Abstract: SA-PO088
Contralateral Nephrectomy After AKI Leads to Functional Recovery by Stimulating Epithelial Progenitor Proliferation Whilst Inhibiting Endocycling-Related Hypertrophy
Session Information
- AKI: Mechanisms - III
November 05, 2022 | Location: Exhibit Hall, Orange County Convention Center‚ West Building
Abstract Time: 10:00 AM - 12:00 PM
Category: Acute Kidney Injury
- 103 AKI: Mechanisms
Authors
- Moonen, Lies, Universiteit Antwerpen, Antwerpen, Antwerp, Belgium
- Lazzeri, Elena, Universita degli Studi di Firenze, Firenze, Toscana, Italy
- Peired, Anna Julie, Universita degli Studi di Firenze, Firenze, Toscana, Italy
- Conte, Carolina, Universita degli Studi di Firenze, Firenze, Toscana, Italy
- De Chiara, Letizia, Universita degli Studi di Firenze, Firenze, Toscana, Italy
- Romagnani, Paola, Universita degli Studi di Firenze, Firenze, Toscana, Italy
- Vervaet, Benjamin Arthur, Universiteit Antwerpen, Antwerpen, Antwerp, Belgium
Background
Clinical studies of the last decade identified acute kidney injury (AKI) as an important risk factor for the development of chronic kidney disease (CKD). Hence, strategies to improve the reparative efficiency are of great therapeutic interest. We established a murine model in which the functional and histological recovery of a kidney is drastically enhanced by removal of the unharmed contralateral kidney, i.e. nephrectomy-induced recovery. It is unknown whether nephrectomy (Nx) achieves this by stimulating true epithelial regeneration and/or hypertrophy. Insight in the mechanisms underlying efficient nephrectomy-induced recovery may open new therapeutic strategies.
Methods
AKI was induced in 2 specific transgenic mouse lines by left unilateral ischemia/reperfusion (UIRI) for 21 min at 34°C, after which either right Nx or no Nx was performed 3 days later. Mice were euthanized 7 and 28 days after UIRI for functional and renal histopathological analyses.

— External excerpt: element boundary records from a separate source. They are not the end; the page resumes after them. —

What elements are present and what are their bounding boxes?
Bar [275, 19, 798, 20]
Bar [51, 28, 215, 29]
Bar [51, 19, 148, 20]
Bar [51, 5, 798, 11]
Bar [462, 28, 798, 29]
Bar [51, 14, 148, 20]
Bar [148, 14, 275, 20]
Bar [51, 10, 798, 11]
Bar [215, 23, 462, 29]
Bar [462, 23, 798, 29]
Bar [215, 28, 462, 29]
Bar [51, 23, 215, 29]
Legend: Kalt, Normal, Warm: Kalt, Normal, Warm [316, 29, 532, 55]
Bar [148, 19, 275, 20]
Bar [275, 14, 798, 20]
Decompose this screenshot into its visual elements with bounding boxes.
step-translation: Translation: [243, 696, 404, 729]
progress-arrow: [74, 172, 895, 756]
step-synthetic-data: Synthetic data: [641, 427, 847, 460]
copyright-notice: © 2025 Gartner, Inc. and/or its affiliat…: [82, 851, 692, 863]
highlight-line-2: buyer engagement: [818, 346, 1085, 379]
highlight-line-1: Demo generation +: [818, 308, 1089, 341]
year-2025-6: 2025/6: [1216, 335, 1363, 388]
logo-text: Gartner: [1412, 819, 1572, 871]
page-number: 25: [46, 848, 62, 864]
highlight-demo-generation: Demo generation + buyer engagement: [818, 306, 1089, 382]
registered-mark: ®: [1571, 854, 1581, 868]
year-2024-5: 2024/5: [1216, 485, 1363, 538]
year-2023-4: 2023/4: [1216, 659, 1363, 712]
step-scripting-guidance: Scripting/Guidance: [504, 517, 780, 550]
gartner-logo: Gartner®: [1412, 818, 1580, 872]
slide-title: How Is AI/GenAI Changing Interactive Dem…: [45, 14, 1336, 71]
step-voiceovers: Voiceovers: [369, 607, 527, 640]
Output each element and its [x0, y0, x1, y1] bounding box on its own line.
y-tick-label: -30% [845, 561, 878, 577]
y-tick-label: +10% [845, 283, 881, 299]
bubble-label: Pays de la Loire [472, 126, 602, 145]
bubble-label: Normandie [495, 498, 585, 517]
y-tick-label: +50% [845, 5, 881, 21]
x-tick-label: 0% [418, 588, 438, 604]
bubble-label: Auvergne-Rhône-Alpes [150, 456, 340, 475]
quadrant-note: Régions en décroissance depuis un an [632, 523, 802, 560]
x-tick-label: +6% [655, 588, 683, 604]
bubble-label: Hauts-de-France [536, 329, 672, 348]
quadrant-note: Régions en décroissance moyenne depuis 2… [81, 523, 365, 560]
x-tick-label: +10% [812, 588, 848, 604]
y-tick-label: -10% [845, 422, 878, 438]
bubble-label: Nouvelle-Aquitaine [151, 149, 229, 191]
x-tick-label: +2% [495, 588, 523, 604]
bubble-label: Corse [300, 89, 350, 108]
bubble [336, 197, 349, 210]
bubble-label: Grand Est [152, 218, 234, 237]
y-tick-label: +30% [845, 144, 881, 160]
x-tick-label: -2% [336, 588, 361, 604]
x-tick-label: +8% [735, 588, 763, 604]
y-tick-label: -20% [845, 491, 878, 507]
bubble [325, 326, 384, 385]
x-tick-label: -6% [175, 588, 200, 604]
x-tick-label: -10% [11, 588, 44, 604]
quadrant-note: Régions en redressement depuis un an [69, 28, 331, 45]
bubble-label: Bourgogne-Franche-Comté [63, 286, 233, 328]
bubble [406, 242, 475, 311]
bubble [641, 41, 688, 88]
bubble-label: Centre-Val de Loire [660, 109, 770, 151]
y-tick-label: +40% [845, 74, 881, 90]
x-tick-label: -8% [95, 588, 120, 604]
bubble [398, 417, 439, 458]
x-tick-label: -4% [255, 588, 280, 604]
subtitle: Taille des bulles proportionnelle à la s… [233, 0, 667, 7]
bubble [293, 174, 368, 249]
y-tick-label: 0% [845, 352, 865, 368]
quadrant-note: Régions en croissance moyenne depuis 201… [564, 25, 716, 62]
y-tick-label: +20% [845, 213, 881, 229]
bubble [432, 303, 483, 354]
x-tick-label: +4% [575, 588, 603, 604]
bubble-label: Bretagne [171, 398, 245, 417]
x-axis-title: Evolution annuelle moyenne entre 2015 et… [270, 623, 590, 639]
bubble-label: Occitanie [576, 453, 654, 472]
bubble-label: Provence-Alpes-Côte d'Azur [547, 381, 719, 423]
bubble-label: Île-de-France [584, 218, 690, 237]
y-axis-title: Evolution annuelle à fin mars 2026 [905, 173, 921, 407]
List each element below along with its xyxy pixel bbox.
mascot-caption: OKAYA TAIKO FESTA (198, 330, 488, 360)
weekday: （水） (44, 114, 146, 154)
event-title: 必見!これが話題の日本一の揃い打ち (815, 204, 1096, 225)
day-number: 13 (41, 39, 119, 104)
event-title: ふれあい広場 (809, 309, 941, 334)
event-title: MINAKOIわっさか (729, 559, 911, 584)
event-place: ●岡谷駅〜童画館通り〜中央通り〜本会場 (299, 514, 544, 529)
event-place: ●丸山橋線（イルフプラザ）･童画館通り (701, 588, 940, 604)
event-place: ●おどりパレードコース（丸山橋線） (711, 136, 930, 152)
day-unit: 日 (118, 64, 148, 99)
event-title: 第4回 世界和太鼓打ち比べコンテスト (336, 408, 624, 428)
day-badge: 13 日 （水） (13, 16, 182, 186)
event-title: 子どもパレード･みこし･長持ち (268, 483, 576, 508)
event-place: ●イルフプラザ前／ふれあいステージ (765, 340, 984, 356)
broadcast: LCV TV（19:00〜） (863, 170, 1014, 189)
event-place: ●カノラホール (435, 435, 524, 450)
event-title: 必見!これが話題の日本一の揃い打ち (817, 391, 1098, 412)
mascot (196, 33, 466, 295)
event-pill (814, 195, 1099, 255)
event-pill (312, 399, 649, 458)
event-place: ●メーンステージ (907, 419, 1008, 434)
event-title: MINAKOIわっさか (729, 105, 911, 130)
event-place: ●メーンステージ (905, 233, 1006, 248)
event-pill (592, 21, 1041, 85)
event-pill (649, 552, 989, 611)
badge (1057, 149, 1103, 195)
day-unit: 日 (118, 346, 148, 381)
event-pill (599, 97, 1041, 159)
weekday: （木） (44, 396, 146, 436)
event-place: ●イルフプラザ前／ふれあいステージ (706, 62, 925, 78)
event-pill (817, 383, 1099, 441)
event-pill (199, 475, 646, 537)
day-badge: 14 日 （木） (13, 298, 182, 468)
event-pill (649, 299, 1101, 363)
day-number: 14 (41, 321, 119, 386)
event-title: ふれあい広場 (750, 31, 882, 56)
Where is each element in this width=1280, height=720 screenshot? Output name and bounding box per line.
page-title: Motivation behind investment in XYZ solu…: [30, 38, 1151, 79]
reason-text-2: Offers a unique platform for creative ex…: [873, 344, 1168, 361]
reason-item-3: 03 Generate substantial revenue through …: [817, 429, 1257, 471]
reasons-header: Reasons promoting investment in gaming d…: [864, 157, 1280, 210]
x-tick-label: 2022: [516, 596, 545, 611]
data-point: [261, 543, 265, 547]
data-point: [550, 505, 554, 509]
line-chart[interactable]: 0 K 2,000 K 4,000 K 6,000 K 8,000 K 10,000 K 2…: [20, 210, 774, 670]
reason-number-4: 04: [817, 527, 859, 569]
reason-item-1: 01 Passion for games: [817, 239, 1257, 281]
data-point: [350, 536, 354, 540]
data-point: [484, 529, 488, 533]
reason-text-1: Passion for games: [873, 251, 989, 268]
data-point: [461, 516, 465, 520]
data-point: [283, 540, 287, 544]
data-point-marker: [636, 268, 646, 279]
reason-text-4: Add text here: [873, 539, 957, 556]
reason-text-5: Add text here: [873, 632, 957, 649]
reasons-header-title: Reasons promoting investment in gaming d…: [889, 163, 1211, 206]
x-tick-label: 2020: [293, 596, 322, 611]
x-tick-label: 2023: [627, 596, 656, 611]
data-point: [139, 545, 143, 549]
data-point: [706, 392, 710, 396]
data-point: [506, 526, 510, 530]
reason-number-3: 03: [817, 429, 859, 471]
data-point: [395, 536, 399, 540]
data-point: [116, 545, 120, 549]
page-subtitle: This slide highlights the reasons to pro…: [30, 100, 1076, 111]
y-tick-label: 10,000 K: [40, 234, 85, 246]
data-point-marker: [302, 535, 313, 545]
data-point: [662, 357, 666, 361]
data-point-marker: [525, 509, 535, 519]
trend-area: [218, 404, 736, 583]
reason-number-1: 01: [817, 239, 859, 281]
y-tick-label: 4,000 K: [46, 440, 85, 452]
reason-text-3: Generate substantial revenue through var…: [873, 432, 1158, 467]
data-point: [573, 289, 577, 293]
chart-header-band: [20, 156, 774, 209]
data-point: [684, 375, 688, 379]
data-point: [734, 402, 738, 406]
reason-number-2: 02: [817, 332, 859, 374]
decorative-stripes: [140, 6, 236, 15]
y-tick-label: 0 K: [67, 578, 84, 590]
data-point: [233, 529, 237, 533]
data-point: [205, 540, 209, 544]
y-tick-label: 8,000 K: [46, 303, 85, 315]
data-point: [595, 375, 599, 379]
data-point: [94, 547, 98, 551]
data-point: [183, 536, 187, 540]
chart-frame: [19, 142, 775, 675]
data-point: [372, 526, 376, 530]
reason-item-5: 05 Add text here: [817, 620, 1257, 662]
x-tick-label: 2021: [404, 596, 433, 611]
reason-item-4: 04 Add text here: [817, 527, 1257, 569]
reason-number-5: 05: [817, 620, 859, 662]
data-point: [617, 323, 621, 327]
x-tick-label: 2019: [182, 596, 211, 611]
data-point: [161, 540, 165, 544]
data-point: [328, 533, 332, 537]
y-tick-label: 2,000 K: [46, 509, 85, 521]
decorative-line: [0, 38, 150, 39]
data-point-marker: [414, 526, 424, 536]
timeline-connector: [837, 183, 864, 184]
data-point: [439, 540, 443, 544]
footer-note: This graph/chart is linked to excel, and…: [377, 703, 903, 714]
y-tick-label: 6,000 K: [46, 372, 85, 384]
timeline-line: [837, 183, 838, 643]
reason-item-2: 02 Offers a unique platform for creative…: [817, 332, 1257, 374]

Pax2/Confetti mice were applied to track proliferation of individual genetically labeled tubular progenitor cells by histological clone size frequency analysis. Pax8/FUCCI2aR mice were included to assess TEC hypertrophy (i.e. endocycling) by combining DNA content analysis via flow cytometry with expression analysis of genetic fluorescent cellular labels that reveal the cell cycle stage.
Results
Nx performed at day 3 after UIRI was confirmed to rescue function and histology. Clonal analysis in PAX2/Confetti mice revealed that Nx significantly stimulated individual progenitor cell proliferation as compared to no Nx and Nx recruited more progenitor cells to start proliferation as compared to no Nx. Analyses of FUCCI mice revealed that Nx prevented accumulation of hypertrophic (endocycling) TECs (i.e. polyploid cells with ≥8C DNA content).
Conclusion
Nx-enhanced regeneration is driven by a stimulated clonal expansion of renal progenitor cells that significantly surpasses that of spontaneous repair after UIRI. Moreover, Nx attenuates the build-up of polyploid/hypertrophic epithelial cells. Hence, Nx stimulates recovery by promoting true epithelial regeneration, whilst suppressing endocylce-mediated hypertrophy.